Saturday, January 26, 2013

Slowly Trekking Along

The boys and I have been parked in Egypt for quite a while. We began our history study this year back at creation and have s-l-o-w-l-y crept up to 1200 B.C. It's been a journey, for sure. And, since we're not working against the constraints of a calendar, I've been a-okay to take our time. 

We've sidetracked to learn more about pyramids, pharaohs, and the Nile River. We've also had fun figuring out where biblical characters like Isaac, Joseph, Moses, and Joshua fit in the scheme of all this. 
Simply Bible stories? Nope - we've connected the dots to see that the people we read about in the Bible were real people who did real things for God that had a real impact on history and as a result, even a real impact on some of the political and social events happening today.

And, there is nothing more satisfying (and cuter) than listening to Micah talk about Mesopotamia, Jubal and Tubal Cain, and the process of mummification.  
The other day we reached the end of our time in Egypt, for the most part, and are now going to start exploring Greece and the Roman Empire. To celebrate, we made a sheet cake and decorated it to look like - wait for it - Egypt!

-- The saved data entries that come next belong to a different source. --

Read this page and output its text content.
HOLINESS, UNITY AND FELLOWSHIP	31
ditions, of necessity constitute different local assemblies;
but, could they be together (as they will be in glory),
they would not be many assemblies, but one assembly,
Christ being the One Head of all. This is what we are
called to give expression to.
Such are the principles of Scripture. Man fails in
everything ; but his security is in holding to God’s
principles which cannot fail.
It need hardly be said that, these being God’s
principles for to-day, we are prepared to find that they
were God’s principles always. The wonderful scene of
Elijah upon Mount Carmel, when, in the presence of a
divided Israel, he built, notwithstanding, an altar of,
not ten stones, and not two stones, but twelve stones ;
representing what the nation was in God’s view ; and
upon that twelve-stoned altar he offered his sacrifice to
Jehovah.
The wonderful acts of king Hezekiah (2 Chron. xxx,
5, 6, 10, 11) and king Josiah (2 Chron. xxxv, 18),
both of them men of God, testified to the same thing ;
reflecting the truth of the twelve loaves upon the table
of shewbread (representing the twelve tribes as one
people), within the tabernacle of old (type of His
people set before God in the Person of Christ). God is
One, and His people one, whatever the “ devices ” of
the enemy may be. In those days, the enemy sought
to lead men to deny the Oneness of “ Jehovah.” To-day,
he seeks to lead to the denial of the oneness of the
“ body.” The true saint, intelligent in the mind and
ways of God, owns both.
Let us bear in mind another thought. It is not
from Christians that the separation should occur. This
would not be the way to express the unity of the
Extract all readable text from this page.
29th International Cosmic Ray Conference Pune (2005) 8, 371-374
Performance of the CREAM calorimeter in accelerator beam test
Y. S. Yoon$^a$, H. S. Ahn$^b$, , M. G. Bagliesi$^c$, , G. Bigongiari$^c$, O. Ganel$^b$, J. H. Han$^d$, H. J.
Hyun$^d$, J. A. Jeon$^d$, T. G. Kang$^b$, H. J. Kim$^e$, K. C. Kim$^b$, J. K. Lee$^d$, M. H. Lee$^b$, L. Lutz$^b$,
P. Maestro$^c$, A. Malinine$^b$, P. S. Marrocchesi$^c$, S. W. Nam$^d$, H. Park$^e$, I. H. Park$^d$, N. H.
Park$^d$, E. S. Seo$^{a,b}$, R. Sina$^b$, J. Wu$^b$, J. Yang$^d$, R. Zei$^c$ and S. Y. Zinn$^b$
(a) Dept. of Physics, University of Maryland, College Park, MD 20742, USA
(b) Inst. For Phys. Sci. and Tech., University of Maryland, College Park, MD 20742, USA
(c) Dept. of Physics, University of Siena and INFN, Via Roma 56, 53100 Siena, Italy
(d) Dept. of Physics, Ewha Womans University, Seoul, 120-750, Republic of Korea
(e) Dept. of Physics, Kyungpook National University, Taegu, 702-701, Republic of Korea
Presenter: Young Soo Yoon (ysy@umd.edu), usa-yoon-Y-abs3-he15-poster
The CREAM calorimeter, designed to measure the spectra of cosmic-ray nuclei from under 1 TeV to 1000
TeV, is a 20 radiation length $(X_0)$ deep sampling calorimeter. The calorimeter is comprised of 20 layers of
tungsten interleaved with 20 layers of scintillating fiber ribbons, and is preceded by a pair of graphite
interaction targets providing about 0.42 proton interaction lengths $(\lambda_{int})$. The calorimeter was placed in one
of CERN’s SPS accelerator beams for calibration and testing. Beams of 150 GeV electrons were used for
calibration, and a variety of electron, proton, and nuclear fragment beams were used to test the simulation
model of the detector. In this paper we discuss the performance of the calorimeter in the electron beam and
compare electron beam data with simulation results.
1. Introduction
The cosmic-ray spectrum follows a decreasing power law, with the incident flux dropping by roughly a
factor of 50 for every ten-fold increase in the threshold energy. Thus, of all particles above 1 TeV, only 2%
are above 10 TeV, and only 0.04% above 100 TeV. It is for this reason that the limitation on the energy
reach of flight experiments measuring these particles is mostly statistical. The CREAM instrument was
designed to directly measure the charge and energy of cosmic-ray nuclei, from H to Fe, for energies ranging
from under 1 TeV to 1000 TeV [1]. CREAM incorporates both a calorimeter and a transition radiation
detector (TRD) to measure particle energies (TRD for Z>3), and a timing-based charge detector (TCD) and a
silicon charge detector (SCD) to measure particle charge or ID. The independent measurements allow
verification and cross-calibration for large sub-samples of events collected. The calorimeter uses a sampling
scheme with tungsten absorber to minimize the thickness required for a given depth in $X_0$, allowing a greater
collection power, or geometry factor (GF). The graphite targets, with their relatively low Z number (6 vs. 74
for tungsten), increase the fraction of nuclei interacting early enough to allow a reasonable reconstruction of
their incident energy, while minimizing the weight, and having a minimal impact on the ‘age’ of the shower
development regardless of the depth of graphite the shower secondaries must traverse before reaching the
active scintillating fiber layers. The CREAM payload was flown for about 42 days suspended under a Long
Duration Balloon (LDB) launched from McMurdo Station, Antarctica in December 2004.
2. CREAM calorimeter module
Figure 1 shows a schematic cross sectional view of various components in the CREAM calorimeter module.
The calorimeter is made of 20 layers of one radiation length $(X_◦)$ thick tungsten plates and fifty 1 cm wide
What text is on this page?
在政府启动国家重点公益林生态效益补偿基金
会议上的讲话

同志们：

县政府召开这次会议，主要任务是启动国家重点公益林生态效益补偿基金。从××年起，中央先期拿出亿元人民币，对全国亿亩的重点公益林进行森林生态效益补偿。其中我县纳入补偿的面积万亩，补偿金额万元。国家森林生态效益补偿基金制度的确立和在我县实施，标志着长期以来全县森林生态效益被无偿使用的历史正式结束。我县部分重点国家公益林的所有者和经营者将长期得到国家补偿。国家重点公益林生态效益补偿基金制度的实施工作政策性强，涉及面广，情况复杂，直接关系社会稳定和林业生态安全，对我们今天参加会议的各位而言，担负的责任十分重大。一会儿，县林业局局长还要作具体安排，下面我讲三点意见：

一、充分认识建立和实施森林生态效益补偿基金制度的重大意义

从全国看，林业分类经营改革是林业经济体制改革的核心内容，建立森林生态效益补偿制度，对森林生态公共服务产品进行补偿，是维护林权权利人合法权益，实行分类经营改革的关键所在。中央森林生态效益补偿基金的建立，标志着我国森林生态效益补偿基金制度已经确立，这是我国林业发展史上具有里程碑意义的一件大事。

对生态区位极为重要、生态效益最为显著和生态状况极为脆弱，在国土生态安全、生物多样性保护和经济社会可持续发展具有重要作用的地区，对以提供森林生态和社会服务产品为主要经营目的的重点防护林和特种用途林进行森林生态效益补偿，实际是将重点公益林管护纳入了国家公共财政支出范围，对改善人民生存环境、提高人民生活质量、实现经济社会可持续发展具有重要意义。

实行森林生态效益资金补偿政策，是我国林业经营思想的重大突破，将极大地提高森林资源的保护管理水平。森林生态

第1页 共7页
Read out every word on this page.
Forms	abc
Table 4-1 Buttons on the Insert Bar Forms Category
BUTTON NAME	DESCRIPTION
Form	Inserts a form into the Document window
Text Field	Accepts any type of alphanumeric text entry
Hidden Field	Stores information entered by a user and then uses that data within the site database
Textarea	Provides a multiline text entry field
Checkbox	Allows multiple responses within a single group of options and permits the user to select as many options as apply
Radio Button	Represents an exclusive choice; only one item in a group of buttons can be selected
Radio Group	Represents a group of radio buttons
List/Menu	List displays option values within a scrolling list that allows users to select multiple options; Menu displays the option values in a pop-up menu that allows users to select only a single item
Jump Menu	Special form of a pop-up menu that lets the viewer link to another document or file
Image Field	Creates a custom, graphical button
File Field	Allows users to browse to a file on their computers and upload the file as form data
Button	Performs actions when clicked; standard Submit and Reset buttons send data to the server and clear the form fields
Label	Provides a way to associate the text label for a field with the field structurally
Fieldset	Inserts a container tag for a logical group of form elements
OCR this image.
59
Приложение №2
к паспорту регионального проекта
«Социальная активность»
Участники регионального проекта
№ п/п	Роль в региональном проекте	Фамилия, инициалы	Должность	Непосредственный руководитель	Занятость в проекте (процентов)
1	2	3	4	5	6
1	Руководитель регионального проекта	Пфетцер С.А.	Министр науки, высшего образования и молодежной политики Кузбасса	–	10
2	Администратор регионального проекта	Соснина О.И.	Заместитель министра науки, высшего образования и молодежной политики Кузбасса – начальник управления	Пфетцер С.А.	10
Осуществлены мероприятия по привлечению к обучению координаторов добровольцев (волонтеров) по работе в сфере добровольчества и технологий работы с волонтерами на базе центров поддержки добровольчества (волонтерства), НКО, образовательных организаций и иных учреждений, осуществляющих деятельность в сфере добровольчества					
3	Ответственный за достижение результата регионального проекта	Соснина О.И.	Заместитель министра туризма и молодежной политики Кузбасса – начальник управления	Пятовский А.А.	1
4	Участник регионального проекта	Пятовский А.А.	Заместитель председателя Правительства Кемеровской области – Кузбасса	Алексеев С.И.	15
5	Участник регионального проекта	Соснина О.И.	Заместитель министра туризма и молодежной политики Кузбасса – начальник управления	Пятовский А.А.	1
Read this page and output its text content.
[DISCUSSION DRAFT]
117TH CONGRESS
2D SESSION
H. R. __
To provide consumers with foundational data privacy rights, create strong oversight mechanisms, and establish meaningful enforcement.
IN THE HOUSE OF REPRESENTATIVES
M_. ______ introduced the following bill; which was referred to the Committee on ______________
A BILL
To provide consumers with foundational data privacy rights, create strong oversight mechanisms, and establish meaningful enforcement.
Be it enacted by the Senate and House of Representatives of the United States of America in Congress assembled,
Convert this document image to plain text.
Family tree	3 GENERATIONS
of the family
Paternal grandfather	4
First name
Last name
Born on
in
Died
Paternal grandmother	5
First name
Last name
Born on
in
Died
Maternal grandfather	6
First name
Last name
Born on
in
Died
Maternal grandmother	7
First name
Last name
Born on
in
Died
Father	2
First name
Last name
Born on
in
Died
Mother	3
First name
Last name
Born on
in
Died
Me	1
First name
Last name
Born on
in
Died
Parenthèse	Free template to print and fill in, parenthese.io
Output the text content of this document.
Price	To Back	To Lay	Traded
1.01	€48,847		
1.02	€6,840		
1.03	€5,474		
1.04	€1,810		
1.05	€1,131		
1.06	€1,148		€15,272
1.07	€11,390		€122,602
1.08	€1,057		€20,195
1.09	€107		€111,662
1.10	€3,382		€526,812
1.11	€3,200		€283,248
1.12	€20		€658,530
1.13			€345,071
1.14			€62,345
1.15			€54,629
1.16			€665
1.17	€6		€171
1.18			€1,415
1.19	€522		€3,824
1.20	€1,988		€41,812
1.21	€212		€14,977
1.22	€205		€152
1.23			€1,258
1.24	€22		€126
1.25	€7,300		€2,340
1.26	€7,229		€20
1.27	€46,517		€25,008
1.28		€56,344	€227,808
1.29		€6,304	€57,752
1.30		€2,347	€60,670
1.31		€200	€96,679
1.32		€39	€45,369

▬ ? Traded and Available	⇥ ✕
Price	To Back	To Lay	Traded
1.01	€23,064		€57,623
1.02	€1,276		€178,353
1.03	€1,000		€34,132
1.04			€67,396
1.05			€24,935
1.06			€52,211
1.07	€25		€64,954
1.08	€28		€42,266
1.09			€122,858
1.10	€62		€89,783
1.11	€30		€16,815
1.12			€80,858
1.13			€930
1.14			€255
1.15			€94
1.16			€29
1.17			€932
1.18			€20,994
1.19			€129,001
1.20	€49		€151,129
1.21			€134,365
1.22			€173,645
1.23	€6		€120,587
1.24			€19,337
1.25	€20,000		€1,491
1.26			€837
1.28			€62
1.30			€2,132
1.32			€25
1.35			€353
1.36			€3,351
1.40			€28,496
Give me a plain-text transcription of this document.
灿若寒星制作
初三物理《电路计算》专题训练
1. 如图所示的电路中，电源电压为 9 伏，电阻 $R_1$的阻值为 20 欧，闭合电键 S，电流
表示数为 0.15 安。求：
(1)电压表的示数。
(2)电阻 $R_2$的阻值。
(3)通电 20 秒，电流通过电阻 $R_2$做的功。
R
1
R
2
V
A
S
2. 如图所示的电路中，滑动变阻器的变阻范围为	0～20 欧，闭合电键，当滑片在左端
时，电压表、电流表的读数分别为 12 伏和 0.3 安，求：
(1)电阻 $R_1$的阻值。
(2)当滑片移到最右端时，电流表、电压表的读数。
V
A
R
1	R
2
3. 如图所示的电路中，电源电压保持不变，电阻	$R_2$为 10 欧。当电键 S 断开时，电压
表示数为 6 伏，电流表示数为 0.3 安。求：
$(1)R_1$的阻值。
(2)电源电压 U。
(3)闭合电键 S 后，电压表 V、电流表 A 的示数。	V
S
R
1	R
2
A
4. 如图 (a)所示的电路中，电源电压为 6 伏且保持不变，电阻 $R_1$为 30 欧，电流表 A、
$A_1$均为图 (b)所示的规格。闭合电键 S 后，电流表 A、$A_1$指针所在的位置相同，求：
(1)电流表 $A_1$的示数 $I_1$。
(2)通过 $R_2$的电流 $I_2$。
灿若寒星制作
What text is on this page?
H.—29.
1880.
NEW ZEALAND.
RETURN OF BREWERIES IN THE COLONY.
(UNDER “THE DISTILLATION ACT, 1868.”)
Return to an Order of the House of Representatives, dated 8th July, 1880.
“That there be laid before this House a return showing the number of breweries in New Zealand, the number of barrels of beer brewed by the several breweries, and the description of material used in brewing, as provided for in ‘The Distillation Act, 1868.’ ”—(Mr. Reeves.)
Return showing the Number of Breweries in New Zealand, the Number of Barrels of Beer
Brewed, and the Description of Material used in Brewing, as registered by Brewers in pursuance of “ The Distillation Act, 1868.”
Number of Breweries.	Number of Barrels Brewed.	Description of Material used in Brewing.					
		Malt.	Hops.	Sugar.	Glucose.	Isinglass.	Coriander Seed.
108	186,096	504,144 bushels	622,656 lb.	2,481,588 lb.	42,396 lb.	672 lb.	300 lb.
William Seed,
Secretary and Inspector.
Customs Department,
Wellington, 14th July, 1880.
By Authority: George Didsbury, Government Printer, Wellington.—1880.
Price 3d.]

Blue frosting for the water and yellow frosting for the desert. Then, the boys labeled key places in Egypt that we've studied: the Mediterranean Sea, the Red Sea, the Nile River, the Valley of the Kings, Cairo, and Giza.  While it was fun to decorate and label our cake, it was especially fun to choose what part of Egypt we wanted to eat. "Mom, can I have a piece of the Nile River and a piece of the Valley of the Kings?" Sure - coming right up!
Our first historical stop since leaving Egypt was to read the Legend of the Trojan Horse. Grady Lee was quite captivated by the story and thinks that "even though it's a legend, because it has a lot of real history in it, it might have been for real and really happened!" Maybe, just maybe.

Rather than use fancy scrapbook paper and jewel stickers to make our horse look rich and bedazzled, I opted to use, ahem, bandage gauze. The boys wrapped up the only horse we own, thanks to Annalyes's pink ride-on Fisher Price toy. I don't think the boys cared that the gauze wasn't decorative and rich-looking; they just enjoyed wrapping and wrapping and wrapping up the pink horse.
Once our horse was wrapped, the boys gathered their plastic army men to hide in the horse. Since we read that 30 soldiers hid in the belly of the horse, Grady Lee was quick to note that "me and Micah need to have 15 soldiers each because 15 plus 15 equals 30." Whew! He is coming along in math after all - that is not his strong area.
With army men sort-of hidden in the horse, the boys got busy building the walls around the City of Troy. When the city was built, they used stealth-like motion to release their soldiers from the horse, ram the city walls, and "shoot arrows with fiery darts over the walls." In about three seconds the walls were knocked over, the city was in ruin, and the beautiful  Helen, wife of the King of Sparta, was captured and returned to her husband. Quickest battle ever. Cleanest battle, too.
The remains of the Trojan Horse were hardly picked up, when the boys were asking what happened next in history and what fun project we were going to do to. I told that we were going to read about Ruth and Naomi and Gideon and learn why they were important people in history. Micah piped up and exclaimed, "Hey! I heard about those people in my Bible stories before! And now we get to learn about them in history, too? They must be very important." So true, little Buddy, so true.

And, I'm so happy we get to learn all this together - with books, with toys, with food, with actions, and with whatever else will help you learn and remember and retain so that you can, with your own words, explain why the Bible is the beginning of history and the reason for all of history yet to come.


  1. What a GREAT teacher you are. I'd love learning all about Egypt too...especially if it involved CAKE!!!

  2. This post just makes my heart happy!! You are totally amazing as a teacher & a mom, WOW! I love the way you are making this come alive to your children & weaving all of history along with one beautiful thread! And I am so impressed at ALL of the time & work you put into purposefully planning & creating all this fun (ahem, learning!!) for your kids!! My girls were reading this post with me & both were very envious of your home school! What wonderful, godly scholars you are raising!!